According to internal documents obtained by the Post, “even late in the housing bubble, Fannie Mae was drawn to risky loans by a variety of temptations, including the desire to increase its market share and fulfill government quotas for the support of low-income borrowers.” In other words, not only was Fannie neck deep in the subprime market, but it was its big government mission that put it there. The result? “At the end of June, Fannie Mae owned or guaranteed $388.3 billion of Alt-A and subprime mortgage investments. … Alt-A loans accounted for almost half of the red ink the company attributed to foreclosures and other bad loans during the quarter ended June 30.”

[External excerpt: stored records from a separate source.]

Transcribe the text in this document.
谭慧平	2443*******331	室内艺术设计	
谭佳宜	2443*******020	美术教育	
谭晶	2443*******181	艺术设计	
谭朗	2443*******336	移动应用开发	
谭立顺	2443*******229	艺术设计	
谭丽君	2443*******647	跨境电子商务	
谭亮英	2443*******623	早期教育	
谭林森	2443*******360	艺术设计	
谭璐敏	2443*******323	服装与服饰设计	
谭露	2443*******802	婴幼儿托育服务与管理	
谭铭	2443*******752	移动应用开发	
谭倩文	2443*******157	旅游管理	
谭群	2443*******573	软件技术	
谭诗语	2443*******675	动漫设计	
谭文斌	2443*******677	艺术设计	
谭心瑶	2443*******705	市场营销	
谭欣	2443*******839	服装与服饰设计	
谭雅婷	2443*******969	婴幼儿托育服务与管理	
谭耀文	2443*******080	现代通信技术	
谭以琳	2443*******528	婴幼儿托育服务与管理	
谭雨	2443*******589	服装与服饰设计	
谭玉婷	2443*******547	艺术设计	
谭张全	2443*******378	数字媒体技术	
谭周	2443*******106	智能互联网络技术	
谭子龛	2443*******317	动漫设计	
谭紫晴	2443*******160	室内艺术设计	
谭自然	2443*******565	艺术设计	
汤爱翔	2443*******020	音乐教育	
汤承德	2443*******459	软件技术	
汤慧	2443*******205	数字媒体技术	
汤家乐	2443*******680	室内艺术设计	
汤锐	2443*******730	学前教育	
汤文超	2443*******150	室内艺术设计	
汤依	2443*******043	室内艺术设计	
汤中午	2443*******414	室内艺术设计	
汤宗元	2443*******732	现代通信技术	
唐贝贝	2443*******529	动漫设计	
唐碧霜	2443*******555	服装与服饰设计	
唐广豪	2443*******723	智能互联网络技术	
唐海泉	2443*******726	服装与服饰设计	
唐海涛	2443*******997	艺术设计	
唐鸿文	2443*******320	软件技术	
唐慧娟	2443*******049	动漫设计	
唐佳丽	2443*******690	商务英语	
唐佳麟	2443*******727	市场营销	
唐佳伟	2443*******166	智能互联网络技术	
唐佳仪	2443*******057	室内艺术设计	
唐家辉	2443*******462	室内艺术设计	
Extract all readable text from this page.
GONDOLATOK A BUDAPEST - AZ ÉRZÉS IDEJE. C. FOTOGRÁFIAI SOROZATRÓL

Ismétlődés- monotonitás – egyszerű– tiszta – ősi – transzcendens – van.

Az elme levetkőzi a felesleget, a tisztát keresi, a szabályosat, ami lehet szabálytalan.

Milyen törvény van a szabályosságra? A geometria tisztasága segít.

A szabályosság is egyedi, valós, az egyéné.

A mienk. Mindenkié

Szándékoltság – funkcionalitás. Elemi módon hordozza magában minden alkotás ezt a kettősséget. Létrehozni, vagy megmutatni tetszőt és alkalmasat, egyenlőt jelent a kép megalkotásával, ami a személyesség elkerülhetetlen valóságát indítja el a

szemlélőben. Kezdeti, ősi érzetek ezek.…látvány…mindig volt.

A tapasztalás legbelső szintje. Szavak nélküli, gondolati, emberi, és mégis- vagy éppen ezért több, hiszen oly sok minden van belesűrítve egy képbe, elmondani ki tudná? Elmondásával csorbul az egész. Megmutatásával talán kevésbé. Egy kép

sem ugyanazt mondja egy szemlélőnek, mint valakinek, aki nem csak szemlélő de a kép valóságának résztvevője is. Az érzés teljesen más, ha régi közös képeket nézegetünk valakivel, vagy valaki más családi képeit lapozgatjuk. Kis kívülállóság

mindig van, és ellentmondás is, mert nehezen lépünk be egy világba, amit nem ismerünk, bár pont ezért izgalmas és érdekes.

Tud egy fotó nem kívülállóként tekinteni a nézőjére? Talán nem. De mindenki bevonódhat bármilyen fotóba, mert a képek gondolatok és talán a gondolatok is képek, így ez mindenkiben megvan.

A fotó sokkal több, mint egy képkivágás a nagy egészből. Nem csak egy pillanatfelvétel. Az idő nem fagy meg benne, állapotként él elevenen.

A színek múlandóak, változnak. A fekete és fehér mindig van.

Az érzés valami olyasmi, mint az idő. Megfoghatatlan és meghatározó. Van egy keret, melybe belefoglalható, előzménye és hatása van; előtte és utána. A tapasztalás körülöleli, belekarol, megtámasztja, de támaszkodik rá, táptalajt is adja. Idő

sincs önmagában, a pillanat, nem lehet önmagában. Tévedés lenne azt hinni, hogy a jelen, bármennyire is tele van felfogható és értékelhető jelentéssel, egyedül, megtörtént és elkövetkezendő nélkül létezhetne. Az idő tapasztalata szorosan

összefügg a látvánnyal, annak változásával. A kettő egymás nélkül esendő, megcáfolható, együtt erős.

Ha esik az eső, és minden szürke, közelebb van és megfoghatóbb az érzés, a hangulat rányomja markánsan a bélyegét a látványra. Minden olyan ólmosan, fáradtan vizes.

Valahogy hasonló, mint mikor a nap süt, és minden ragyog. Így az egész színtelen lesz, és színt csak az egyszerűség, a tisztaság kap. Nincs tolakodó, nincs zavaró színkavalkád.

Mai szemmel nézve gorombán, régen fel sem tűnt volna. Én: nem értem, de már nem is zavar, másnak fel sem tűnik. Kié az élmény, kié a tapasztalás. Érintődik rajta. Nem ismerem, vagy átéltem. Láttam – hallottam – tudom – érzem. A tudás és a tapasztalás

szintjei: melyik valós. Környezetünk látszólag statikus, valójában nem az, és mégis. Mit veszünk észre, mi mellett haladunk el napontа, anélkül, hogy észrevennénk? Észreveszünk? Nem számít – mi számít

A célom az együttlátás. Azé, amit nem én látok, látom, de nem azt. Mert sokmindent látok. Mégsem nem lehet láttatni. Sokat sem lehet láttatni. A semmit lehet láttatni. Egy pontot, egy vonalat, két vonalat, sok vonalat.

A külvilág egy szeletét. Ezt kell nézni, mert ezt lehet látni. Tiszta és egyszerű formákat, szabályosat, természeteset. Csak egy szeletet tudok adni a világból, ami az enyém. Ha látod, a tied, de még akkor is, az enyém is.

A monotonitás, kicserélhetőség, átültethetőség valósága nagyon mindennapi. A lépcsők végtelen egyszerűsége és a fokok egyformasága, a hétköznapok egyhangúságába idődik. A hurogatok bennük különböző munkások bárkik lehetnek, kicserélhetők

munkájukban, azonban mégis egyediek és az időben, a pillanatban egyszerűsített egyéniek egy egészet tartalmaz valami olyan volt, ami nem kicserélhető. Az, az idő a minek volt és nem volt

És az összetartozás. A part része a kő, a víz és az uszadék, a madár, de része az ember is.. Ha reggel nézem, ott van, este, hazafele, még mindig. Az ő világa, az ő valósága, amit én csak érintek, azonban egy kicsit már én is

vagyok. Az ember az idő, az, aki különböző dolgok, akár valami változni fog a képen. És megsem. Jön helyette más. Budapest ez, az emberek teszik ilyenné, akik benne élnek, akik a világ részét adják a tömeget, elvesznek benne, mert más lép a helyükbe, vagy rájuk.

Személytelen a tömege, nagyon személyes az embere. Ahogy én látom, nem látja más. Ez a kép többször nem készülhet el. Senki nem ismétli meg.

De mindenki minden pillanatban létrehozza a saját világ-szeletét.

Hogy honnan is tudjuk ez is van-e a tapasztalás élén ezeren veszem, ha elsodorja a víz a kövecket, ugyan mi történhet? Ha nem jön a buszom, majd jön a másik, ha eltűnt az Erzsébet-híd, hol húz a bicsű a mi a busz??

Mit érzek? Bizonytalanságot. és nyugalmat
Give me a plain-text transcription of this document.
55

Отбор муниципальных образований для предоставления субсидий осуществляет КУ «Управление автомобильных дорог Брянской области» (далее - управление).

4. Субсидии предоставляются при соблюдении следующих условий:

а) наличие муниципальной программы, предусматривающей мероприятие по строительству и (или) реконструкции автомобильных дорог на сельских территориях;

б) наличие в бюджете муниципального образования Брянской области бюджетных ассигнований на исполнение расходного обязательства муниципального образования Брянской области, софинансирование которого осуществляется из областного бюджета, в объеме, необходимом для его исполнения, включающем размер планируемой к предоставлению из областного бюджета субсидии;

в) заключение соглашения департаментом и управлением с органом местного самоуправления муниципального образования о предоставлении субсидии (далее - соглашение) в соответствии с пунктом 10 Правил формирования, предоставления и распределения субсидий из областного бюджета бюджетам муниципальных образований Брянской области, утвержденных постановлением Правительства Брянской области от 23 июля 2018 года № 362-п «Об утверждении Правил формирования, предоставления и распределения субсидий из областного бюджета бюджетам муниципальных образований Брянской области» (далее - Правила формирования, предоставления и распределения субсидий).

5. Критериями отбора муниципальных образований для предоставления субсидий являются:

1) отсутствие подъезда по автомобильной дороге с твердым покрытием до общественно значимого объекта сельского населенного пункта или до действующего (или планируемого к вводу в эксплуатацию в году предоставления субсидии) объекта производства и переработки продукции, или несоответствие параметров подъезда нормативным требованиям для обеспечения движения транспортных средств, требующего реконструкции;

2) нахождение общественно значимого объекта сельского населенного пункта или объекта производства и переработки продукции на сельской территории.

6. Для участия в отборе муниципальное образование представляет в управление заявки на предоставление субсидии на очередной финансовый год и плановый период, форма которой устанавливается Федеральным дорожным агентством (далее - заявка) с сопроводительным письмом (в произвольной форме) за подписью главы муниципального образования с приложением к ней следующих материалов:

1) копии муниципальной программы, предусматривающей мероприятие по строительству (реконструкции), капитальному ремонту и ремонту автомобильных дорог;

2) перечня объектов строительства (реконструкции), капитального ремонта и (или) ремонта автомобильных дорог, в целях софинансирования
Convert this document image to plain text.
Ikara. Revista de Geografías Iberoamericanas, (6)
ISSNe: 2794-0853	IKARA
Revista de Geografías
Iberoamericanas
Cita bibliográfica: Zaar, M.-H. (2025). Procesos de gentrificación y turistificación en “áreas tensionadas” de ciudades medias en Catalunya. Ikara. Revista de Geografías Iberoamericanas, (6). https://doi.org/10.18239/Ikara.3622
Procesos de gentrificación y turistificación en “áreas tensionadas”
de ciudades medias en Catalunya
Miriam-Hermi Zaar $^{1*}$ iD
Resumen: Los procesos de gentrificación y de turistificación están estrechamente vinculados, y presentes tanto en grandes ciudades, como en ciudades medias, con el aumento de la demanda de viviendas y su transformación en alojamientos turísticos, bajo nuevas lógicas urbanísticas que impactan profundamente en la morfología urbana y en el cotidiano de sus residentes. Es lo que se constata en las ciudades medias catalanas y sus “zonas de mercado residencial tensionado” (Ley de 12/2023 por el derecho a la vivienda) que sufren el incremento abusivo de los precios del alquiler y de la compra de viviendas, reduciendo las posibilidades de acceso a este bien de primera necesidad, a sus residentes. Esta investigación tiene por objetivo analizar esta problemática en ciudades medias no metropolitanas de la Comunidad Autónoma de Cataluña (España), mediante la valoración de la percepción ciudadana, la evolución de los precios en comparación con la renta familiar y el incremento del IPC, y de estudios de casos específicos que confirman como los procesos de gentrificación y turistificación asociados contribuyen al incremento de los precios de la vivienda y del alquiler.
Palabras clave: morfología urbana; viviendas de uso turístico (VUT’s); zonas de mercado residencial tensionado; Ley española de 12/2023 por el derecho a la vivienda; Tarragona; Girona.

Conservatives had been warning about the systemic risk Freddie and Fannie posed for years. But responsible legislation to reform the government-sponsored entities was defeated by Freddie and Fannie liberal allies, especially former Walter Mondale and Barack Obama campaign adviser James Johnson. If Treasury does use taxpayer money to bail out Freddie and Fannie, it should then proceed to break up both GSEs and allow them to be replaced with a much larger number of genuine private-sector companies that will not have the ability to dominate the market.
- On what Moscow called Day One of a pullout from Georgia, Russian troops seized control of the economically vital Georgian port of Poti Tuesday morning.
- Russia’s brutal invasion of Georgia has sent waves of jitters through Poland and other Eastern European nations, once-occupied parts of a Soviet empire that some fear Russia may want to reconstruct.
- A team of suicide bombers tried to storm a U.S. military base near the border with Pakistan in a daring insurgent attack on a major American installation.
- A day after Iran declared that it had test-fired a new rocket capable of launching a satellite, the country said that it was prepared to help other Muslim countries send up satellites.
- San Francisco’s Immigrant Rights Commission approved a resolution urging the city to ignore federal law and let young immigrant felons remain in the city while taxpayers funded their housing, job placement services and immigration lawyers.